Lucas se alejó, dejándola con más preguntas que respuestas. El heredero impaciente. La viuda impasible. El hijo rebelde. Y los rivales históricos. Era un menú de sospechosos de manual. Demasiado perfecto.
Capítulo 3
Esa tarde, Sara se reunió de nuevo con el sargento Rico en el pequeño y abarrotado cuartel de la Guardia Civil. El informe preliminar del forense improvisado (el veterinario del pueblo) era escueto: muerte por ahogamiento, sin signos de lucha evidentes, lo que sugería que pudo ser drogado o golpeado primero. Y las plumas… las plumas habían sido insertadas post mortem. Era un mensaje.
—Lucas tiene razón en una cosa —dijo Rico, señalando un mapa topográfico de la zona que cubría toda una pared—. Mateo Garrido tiene prisa. Quiere modernizar la almazara, construir un complejo de turismo rural de lujo en pleno parque natural. Alfonso era de la vieja escuela. Proteger la tierra, explotarla con respeto. Mateo solo ve billetes. —Un móvil clásico. ¿Y los Morales? Rico señaló una finca colindante a la de los Garrido en el mapa. —La Finca «La Umbria». Los Morales dicen que los Garrido les robaron el acceso principal al agua hace un siglo, con un engaño legal. Desde entonces, cada sequía es una batalla. Oldán Morales, el patriarca, es más duro que un peñasco. Odiaba a Alfonso. —El odio no siempre es suficiente para matar, sargento. —Aquí sí, inspectora. Aquí el odio se hereda, como la tierra. Se riega y se cuida hasta que da sus frutos. Y a veces, sus frutos son amargos.
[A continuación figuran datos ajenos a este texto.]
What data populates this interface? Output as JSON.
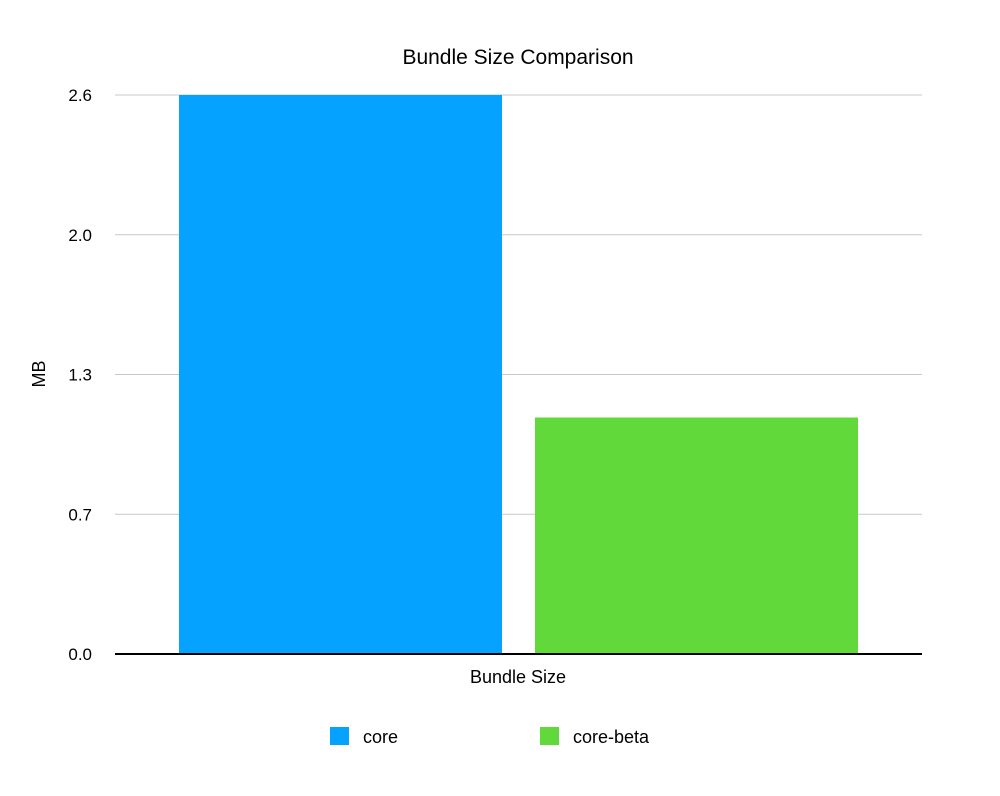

Sara sentía que se ahogaba en la red de relaciones del valle. Necesitaba una perspectiva externa, un hilo del que tirar que no estuviera ya en manos de los Garrido o los Morales. —¿Hay algún historiador local? ¿Alguien que conozca las viejas historias, las leyendas? Esa puesta en escena es demasiado simbólica para ser casual. Rico meditó un segundo. —Está Elvira. La maestra jubilada. Vive en una casita junto al río. Sabe más de este valle que el propio musgo de los árboles. Pero es… particular.
Capítulo 4
La casa de Elvira era un refugio de libros, plantas y olor a leña. La mujer, de unos setenta años y ojos vivaces como los de un pájaro, la recibió con una taza de té de hierbas. —Así que usted es la que ha venido a remover el avispero —dijo Elvira, sin preámbulos. —Solo busco la verdad, señora. Las plumas de buitre… ¿significan algo en el folclore local? Elvira sonrió, una sonrisa sabia y un poco triste. —El buitre es un limpiador, inspectora. Un purificador. Se lleva lo muerto para dejar paso a lo vivo. En las viejas creencias, era el que transportaba el alma del difunto al más allá. Pero solo si el alma era digna. Si no, la devoraba. Era un juez. Sara sintió un escalofrío. —Entonces, el asesino se considera un juez. —O un ejecutor de una sentencia ya dictada —corrigió Elvira. Se levantó y rebuscó en una estantería polvorienta. Sacó un viejo libro encuadernado en cuero—. Las leyendas de la sierra no hablan solo de tesoros moros y bandoleros. Hablan de pactos. Pactos con la tierra. Abrió el libro por una página amarillenta. Era un texto manuscrito. —Hay una historia. «La Deuda del Cazador». Cuenta que el primer Garrido que llegó a estas tierras, allá por el siglo XIX, no compró el valle. Lo ganó en una apuesta a un solo disparo contra el último gran terrateniente de la zona. Se apostaron todo. La tierra, el agua, el ganado. El Garrido ganó, pero se dijo que hizo trampas. Que su bala era de plata y estaba bendecida por una bruja. —Una leyenda, nada más. —Las leyendas son la memoria del pueblo, inspectora. La historia que no se escribe en los libros oficiales. Se dice que el perdedor, antes de marcharse para siempre, maldijo a los Garrido. Dijo que la sierra les había dado la riqueza, pero que un día, cuando la codicia de uno de sus descendientes amenazara con romper el equilibrio, un guardián del bosque vendría a cobrar la deuda. Y la cobraría con sangre, devolviendo el alma del traidor a la tierra. —¿Y quién es ese guardián? Elvira la miró fijamente. —No es una persona, inspectora. Es el propio bosque. El espíritu de la sierra. El asesino, quienquiera que sea, conoce esta historia. No está matando a un hombre. Está cumpliendo una profecía.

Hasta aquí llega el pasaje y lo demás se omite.